The article also highlights the role of profit protection in the failure to assess and mitigate wildfire risks. Utility companies prioritize building new infrastructure to generate revenue, rather than investing in measures such as burying power lines or clearing vegetation around their infrastructure. Additionally, utilities often rely on regulators who can help maintain favorable policies, leveraging their financial contributions to political campaigns.

State oversight is another key issue identified in the article. Several states do not track utility-caused wildfire data, and public utility commissions, responsible for enforcing safety rules and overseeing rates, often lack information on utility-caused fires. The lack of oversight raises concerns about the safety of electric utilities’ infrastructure and the need for stronger regulation.

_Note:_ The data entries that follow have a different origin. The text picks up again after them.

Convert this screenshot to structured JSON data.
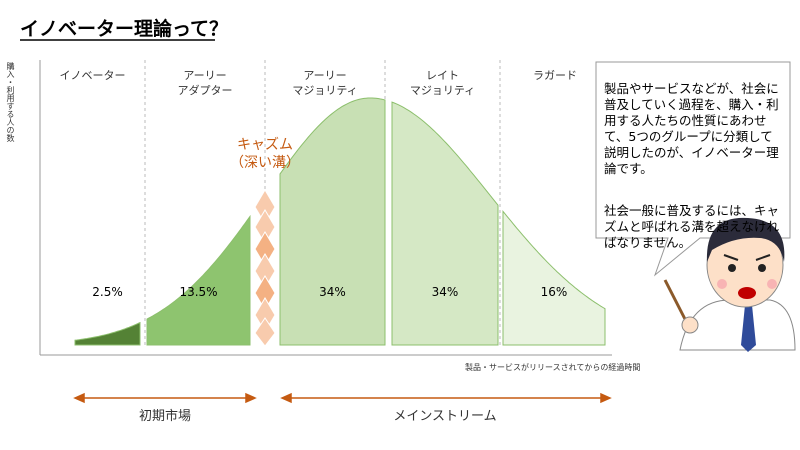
{
  "title": "イノベーター理論って？",
  "chart_data": {
    "type": "area",
    "y_label": "購入・利用する人の数",
    "x_label": "製品・サービスがリリースされてからの経過時間",
    "categories": [
      "イノベーター",
      "アーリー\nアダプター",
      "アーリー\nマジョリティ",
      "レイト\nマジョリティ",
      "ラガード"
    ],
    "values": [
      2.5,
      13.5,
      34,
      34,
      16
    ],
    "value_labels": [
      "2.5%",
      "13.5%",
      "34%",
      "34%",
      "16%"
    ],
    "colors": [
      "#548235",
      "#8ec46f",
      "#c8e0b4",
      "#d5e8c5",
      "#e9f3e0"
    ],
    "chasm_label": "キャズム\n（深い溝）",
    "phases": [
      "初期市場",
      "メインストリーム"
    ]
  },
  "note": [
    "製品やサービスなどが、社会に普及していく過程を、購入・利用する人たちの性質にあわせて、5つのグループに分類して説明したのが、イノベーター理論です。",
    "社会一般に普及するには、キャズムと呼ばれる溝を超えなければなりません。"
  ]
}
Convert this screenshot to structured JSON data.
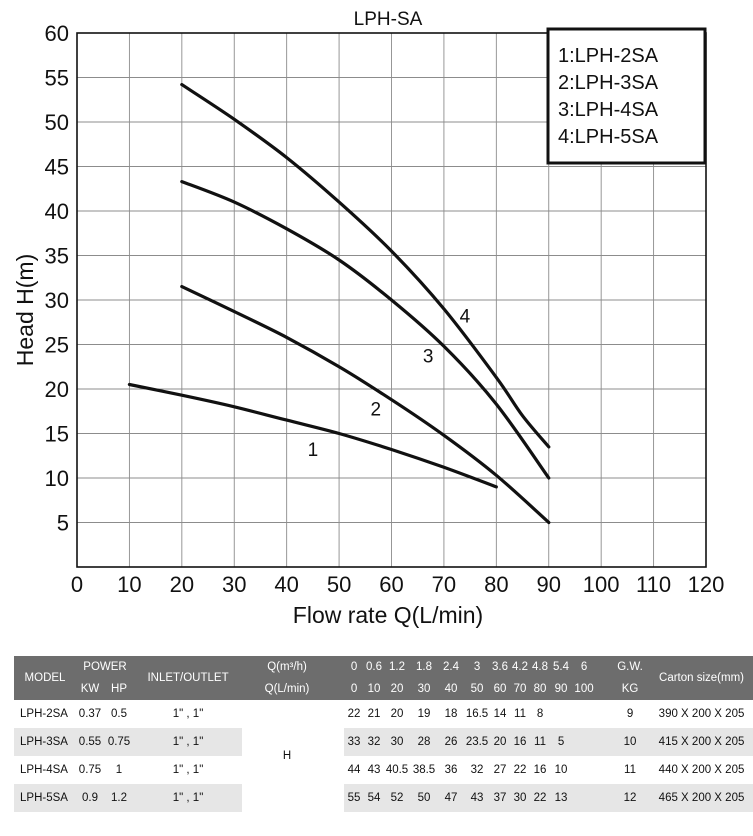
{
  "chart_data": {
    "type": "line",
    "title": "LPH-SA",
    "xlabel": "Flow rate Q(L/min)",
    "ylabel": "Head H(m)",
    "xlim": [
      0,
      120
    ],
    "ylim": [
      0,
      60
    ],
    "xticks": [
      "0",
      "10",
      "20",
      "30",
      "40",
      "50",
      "60",
      "70",
      "80",
      "90",
      "100",
      "110",
      "120"
    ],
    "yticks": [
      "5",
      "10",
      "15",
      "20",
      "25",
      "30",
      "35",
      "40",
      "45",
      "50",
      "55",
      "60"
    ],
    "grid": true,
    "legend": {
      "placement": "top-right",
      "entries": [
        "1:LPH-2SA",
        "2:LPH-3SA",
        "3:LPH-4SA",
        "4:LPH-5SA"
      ]
    },
    "series": [
      {
        "label": "1",
        "x": [
          10,
          20,
          30,
          40,
          50,
          60,
          70,
          80
        ],
        "y": [
          20.5,
          19.3,
          18,
          16.5,
          15,
          13.2,
          11.2,
          9
        ]
      },
      {
        "label": "2",
        "x": [
          20,
          30,
          40,
          50,
          60,
          70,
          80,
          90
        ],
        "y": [
          31.5,
          28.7,
          25.8,
          22.5,
          18.8,
          14.8,
          10.3,
          5
        ]
      },
      {
        "label": "3",
        "x": [
          20,
          30,
          40,
          50,
          60,
          70,
          80,
          90
        ],
        "y": [
          43.3,
          41,
          38,
          34.5,
          30,
          24.8,
          18.3,
          10
        ]
      },
      {
        "label": "4",
        "x": [
          20,
          30,
          40,
          50,
          60,
          70,
          80,
          85,
          90
        ],
        "y": [
          54.2,
          50.3,
          46,
          41,
          35.5,
          29,
          21.3,
          17,
          13.5
        ]
      }
    ]
  },
  "table": {
    "header": {
      "model": "MODEL",
      "power": "POWER",
      "kw": "KW",
      "hp": "HP",
      "inlet": "INLET/OUTLET",
      "q_m3h_label": "Q(m³/h)",
      "q_lmin_label": "Q(L/min)",
      "q_m3h": [
        "0",
        "0.6",
        "1.2",
        "1.8",
        "2.4",
        "3",
        "3.6",
        "4.2",
        "4.8",
        "5.4",
        "6"
      ],
      "q_lmin": [
        "0",
        "10",
        "20",
        "30",
        "40",
        "50",
        "60",
        "70",
        "80",
        "90",
        "100"
      ],
      "gw": "G.W.",
      "kg": "KG",
      "carton": "Carton size(mm)"
    },
    "h_label": "H",
    "rows": [
      {
        "model": "LPH-2SA",
        "kw": "0.37",
        "hp": "0.5",
        "inlet": "1\" , 1\"",
        "h": [
          "",
          "22",
          "21",
          "20",
          "19",
          "18",
          "16.5",
          "14",
          "11",
          "8",
          "",
          ""
        ],
        "gw": "9",
        "carton": "390 X 200 X 205"
      },
      {
        "model": "LPH-3SA",
        "kw": "0.55",
        "hp": "0.75",
        "inlet": "1\" , 1\"",
        "h": [
          "",
          "33",
          "32",
          "30",
          "28",
          "26",
          "23.5",
          "20",
          "16",
          "11",
          "5",
          ""
        ],
        "gw": "10",
        "carton": "415 X 200 X 205"
      },
      {
        "model": "LPH-4SA",
        "kw": "0.75",
        "hp": "1",
        "inlet": "1\" , 1\"",
        "h": [
          "",
          "44",
          "43",
          "40.5",
          "38.5",
          "36",
          "32",
          "27",
          "22",
          "16",
          "10",
          ""
        ],
        "gw": "11",
        "carton": "440 X 200 X 205"
      },
      {
        "model": "LPH-5SA",
        "kw": "0.9",
        "hp": "1.2",
        "inlet": "1\" , 1\"",
        "h": [
          "",
          "55",
          "54",
          "52",
          "50",
          "47",
          "43",
          "37",
          "30",
          "22",
          "13",
          ""
        ],
        "gw": "12",
        "carton": "465 X 200 X 205"
      }
    ]
  }
}
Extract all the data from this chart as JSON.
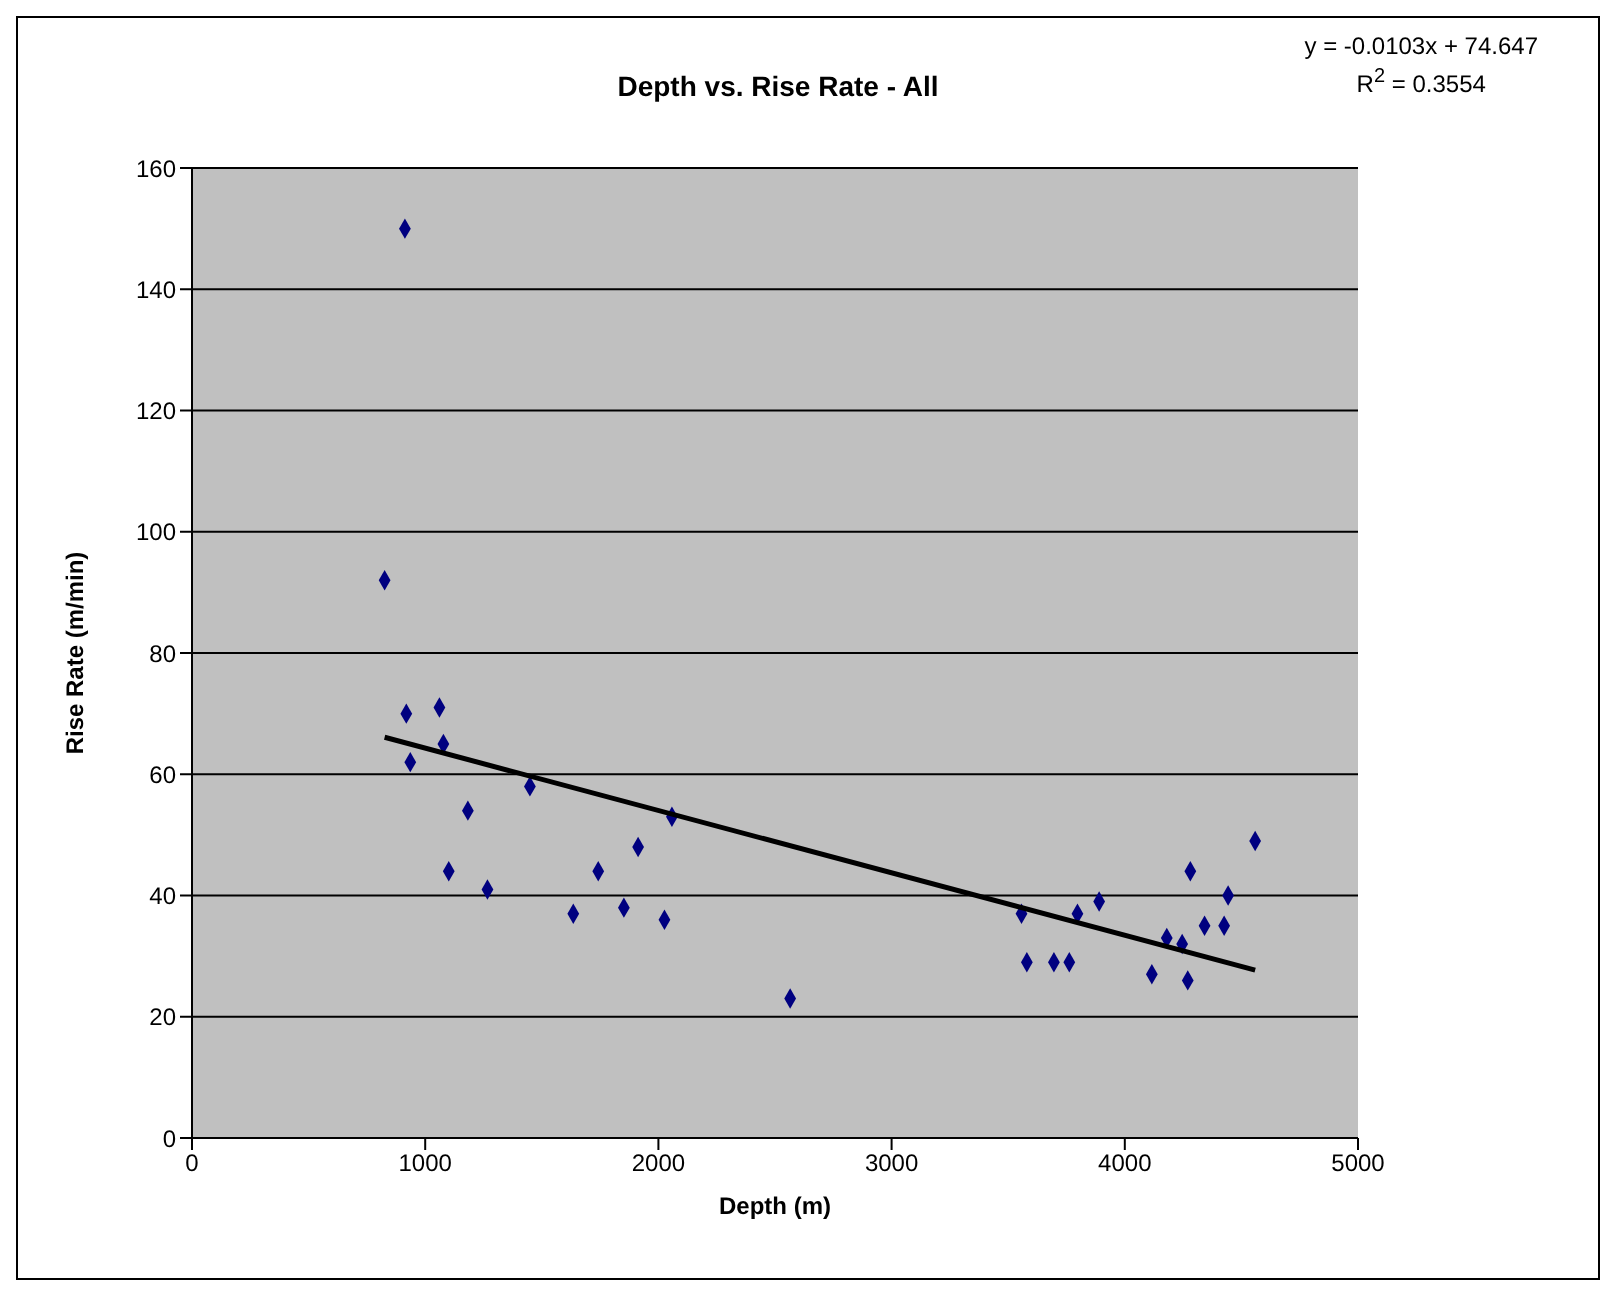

The article concludes by highlighting the legal implications faced by utility companies involved in wildfires. Lawsuits from fire victims and investors can result in significant financial settlements. However, these settlements may come with conditions, such as victims waiving their right to sue the responsible parties.

Overall, the article sheds light on the inadequate wildfire mitigation efforts of public utilities, emphasizing the risks posed to residents and shareholders. It highlights the need for stronger state oversight, improved wildfire mitigation strategies, and increased accountability for utility companies to ensure the safety of communities and protect shareholder interests.